We see all the news about the decline of visitation and revenue on the Strip, but what about the locals casinos? I suppose it's tough to gauge visitation to places like Red Rock and Aliante, but do the revenue numbers give any indication of how the locals casinos are faring compared to the drop on the Strip?
Yes they do. And by comparison, the Strip looks like it's pretty much alone in declining revenue numbers.
For example, Strip gaming revenue in December was down 6%, while the locals casinos enjoyed a nearly 6% increase.
And for full-year 2025, the Strip had $8.8 billion in gaming revenue, basically flat year over year, very slightly up by 0.03% (that's a third of a percentage point or less than $3 million).
Meanwhile, Boulder Strip casinos were up 3.8% ($996 million), downtown 2.1% ($951.2 million), North Las Vegas 4.6% ($298 million), and balance of Clark County 1.2% ($1.9 billion). Altogether, that's an average increase of just under 3% and total revenue of $4.15 billion, almost half the Strip's.
And these are anything but isolated numbers. In fact, the locals market has a 40-plus-year track record of outperforming the Strip in economic downturns (except the Great Recession). Since 1984, annual gross gaming revenue on the Strip declined 11 times compared to six times for the locals market.

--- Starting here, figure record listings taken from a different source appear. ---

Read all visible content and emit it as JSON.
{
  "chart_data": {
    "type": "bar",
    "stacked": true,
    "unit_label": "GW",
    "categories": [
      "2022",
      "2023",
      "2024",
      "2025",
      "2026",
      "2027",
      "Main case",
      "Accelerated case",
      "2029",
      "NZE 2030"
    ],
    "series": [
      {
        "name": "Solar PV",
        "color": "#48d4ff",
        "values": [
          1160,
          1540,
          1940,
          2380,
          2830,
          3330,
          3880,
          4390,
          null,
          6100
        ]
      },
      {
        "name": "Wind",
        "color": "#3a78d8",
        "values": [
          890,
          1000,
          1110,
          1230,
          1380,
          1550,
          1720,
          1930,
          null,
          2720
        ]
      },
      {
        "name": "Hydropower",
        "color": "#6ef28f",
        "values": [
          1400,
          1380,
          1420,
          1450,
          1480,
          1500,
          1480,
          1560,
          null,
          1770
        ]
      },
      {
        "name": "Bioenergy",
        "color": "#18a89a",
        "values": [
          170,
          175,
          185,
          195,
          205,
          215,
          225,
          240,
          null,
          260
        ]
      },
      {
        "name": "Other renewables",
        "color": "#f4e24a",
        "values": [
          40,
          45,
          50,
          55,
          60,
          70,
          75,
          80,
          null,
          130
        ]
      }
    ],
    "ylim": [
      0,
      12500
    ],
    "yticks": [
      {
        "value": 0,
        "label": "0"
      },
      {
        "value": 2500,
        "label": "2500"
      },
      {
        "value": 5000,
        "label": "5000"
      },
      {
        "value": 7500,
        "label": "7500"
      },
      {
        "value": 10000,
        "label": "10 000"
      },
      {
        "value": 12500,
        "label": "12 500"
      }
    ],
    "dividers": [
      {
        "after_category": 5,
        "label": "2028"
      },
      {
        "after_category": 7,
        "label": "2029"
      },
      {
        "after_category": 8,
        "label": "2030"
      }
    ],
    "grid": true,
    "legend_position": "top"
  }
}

For example, during COVID (2020), locals casinos were down 23% compared to 43% on the Strip. In 2013 and 2014, during the recovery from the Great Recession, locals revenue declined less than 0.3% compared with a 2% decline on the Strip.
For the past year or so, Wall Street analysts haven't been able to say enough good things about Station Casinos and Boyd, while they've been somewhat dour about MGM and Caesars. As for 2026, they see more of the same, which has prompted Big Gaming cheerleaders to come out in force, touting the filled convention calendar and strong advance bookings. Time will tell.